In The Ends

"We only want to be free. And as funny as it sounds it's all we want. To not have our egos bound with the rays of suns. Because man should be free as falling rain. To find what he loves even if it's pain" - The Growlers

Friday, February 27, 2009

Finality

Recently, LA has felt more like a revolving door than a city of angels. Monique’s move to Spain sparked the trend in 2007, and I’ve recently lost several people to the cities where they grew up: Boston, Chicago, Virgina Beach. Last weekend I learned that a good bud, Mr. Justin Ruane, experienced an epiphany and is headed back to the Windy City.

I know the decision hasn’t been easy for him. His sights were set high on a career in film. He certainly has the talent and drive to be successful in film, unfortunately, the entertainment industry is often more about luck and timing than ability and credentials.
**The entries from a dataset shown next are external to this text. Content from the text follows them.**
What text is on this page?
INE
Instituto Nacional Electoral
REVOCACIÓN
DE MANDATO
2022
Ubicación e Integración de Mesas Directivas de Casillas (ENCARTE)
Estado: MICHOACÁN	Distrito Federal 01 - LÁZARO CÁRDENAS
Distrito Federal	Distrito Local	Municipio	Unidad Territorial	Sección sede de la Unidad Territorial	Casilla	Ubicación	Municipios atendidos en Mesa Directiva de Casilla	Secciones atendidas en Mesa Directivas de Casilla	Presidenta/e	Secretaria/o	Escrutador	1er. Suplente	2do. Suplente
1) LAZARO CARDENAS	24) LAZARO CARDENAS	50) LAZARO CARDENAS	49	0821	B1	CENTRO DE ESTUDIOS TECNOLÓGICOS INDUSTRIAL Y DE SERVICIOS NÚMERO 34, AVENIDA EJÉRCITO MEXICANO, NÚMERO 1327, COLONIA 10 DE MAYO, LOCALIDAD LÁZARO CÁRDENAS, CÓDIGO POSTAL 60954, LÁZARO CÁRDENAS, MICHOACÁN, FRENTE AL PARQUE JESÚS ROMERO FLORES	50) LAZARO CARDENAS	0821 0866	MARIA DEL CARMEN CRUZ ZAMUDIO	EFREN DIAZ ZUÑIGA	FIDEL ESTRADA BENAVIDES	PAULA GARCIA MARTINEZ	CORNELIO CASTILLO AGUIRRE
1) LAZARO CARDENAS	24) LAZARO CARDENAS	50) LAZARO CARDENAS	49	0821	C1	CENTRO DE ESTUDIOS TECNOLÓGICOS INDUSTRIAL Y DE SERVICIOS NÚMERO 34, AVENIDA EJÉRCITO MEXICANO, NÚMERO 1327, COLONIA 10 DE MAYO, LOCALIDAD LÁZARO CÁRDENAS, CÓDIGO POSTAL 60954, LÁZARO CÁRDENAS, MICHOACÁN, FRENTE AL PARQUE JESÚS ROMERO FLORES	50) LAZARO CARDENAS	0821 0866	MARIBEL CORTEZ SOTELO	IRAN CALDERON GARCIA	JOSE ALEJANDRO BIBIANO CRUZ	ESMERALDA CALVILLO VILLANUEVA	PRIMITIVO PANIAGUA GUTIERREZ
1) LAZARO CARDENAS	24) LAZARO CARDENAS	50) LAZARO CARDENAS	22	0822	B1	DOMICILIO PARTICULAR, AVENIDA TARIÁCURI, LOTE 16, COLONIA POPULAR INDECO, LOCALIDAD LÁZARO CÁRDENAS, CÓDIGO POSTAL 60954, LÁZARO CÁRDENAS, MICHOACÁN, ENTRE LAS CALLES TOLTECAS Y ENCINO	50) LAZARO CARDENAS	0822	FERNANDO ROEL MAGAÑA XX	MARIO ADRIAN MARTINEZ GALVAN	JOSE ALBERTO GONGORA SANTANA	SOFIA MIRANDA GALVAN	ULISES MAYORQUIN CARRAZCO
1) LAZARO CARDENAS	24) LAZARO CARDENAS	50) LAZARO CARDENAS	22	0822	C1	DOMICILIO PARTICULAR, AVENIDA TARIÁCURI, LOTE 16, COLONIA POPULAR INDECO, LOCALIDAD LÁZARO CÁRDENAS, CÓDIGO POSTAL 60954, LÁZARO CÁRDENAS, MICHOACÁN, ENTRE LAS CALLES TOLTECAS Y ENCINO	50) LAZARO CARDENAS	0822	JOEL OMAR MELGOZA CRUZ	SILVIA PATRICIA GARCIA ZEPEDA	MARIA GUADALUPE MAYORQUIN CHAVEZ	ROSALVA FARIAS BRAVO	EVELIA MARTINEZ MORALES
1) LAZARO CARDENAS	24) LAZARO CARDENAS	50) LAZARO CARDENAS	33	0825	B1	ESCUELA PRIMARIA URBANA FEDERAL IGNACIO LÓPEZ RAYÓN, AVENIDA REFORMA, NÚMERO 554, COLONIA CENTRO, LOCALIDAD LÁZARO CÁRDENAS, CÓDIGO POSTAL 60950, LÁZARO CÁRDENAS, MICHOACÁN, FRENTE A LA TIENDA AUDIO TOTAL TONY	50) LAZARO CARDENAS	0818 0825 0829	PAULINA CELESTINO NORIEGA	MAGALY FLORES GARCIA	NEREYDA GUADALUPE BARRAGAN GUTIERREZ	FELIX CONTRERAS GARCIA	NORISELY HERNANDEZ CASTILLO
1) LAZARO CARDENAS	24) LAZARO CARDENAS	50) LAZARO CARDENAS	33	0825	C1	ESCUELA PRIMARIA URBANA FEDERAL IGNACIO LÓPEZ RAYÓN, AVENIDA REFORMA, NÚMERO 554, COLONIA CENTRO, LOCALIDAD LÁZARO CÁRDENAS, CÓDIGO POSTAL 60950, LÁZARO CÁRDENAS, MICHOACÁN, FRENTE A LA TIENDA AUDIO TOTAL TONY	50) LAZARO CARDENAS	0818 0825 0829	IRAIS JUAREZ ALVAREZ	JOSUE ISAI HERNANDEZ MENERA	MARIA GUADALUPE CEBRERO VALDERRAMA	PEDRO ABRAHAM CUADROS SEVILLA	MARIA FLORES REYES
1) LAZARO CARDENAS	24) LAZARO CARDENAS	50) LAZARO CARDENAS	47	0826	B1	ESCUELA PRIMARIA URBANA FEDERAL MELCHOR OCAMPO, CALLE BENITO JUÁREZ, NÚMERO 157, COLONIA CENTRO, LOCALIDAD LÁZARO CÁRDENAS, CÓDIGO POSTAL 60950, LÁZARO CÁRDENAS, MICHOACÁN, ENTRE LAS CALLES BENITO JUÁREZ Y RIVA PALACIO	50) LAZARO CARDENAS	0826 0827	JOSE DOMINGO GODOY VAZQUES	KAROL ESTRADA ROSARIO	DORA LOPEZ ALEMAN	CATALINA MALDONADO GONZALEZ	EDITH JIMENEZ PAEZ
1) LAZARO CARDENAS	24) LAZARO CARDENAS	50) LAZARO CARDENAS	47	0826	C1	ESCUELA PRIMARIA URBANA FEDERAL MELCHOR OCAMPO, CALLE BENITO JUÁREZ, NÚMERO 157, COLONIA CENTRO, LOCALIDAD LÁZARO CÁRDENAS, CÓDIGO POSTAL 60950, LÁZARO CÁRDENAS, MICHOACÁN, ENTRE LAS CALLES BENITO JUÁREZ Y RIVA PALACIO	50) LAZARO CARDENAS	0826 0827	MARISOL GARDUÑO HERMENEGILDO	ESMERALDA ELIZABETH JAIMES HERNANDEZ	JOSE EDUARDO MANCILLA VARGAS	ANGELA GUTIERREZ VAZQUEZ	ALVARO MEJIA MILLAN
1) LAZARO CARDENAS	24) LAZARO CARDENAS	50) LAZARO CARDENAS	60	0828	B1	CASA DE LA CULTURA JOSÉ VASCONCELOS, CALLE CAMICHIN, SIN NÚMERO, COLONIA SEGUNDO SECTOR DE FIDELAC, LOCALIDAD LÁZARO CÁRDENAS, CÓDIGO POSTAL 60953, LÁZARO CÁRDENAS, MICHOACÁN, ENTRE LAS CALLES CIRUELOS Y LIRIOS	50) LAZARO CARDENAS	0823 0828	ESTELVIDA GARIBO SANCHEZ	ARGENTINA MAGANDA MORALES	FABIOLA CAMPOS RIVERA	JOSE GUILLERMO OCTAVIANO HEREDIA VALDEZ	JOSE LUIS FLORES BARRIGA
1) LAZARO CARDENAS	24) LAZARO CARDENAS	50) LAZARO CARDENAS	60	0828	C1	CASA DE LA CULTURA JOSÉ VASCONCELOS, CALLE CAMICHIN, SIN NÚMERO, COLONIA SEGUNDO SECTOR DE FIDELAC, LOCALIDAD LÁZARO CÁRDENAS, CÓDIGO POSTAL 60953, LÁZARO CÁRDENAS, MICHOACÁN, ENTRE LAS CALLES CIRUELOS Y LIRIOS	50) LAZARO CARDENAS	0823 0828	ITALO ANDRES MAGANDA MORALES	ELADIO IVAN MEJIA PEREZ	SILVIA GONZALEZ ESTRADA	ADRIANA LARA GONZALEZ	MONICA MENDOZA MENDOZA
Whenever I face an end to something I care about, whether that be an experience, relationship or adventure, I think of the song “God” by John Lennon. The finality of the song has always struck me. “The dream is over, what can I say?.....I was the walrus, but now I am John. And so dear friends, you’ll just have to carry on.” The Beatles were broken up, and John had moved on: physically, emotionally, and spiritually. He was totally done. I can’t imagine how Beatles fans must have felt to hear him say those words. The band that shaped rock and roll, shaped the world, was broken up forever and John had no desire to relive the Beatles days ever again. It's a sad song because he seems to be so set on the fact that it’s over. The idea that he left the greatest band in history with a sour taste in his mouth made it even harder to swallow for fans.

Finality seems to be a continuing theme in my life recently. I’m not a fan of it. The fact of the matter is, when Ruane packs up his car and begins the drive away from the setting sun, that’s it, it’s over. We might have had a few good times in LA; we might have had millions. Either way, there aren’t going to be any more. The ship has sailed. The book has closed. If you think about it for long enough, it can be pretty depressing.

We’ve hit the age when experiences, relationships and adventures are coming to an end. Growing up, there was no need to end things because you never knew what you might want to do the following day. You didn’t end friendships because you might see that person again in high school or college or after graduation. Life seemed full of adventures and the possibilities were endless.

I think it might be the quarter life crisis that so many of us are experiencing, but people seem to be ending chapters of their life. Moving away, settling down with one girl, ending relationships with old friends because you realize you don’t have that much in common anymore and you simply don’t have the time to create something new. Whatever it is, it seems like the things and people we care about are becoming fewer and fewer. And this is taking place at an alarming rate.

Call it loyalty or a soft side for nostalgia, but I much prefer to hold onto a part of those things that were once so important to me. I might move away, but I’ll want to do reunion trips to relive those great times. We might not ever talk on the phone, but I’ll keep you in my cell in case I’m passing through your town so we can grab a drink. And instead of goodbye and good luck, I like to echo the words of one of my favorite actors and say “See you on down the road” when I’m entering a situation of finality. Maybe I will and maybe I won’t, but I think it’s better to leave the door open instead of closing it entirely.




1 Comments:

Anonymous monique Hem said...

Marc I love this post.... and I love you! Not the "I love ya" kind of way but totally I LOVE YOU! You're such an awesome human bean. Nothing's ever going to be final with us. Not even when we reincarnate and become animals. You'll always be invited into my kingdom and we'll still have lots of fun!!!!!!!!!!!!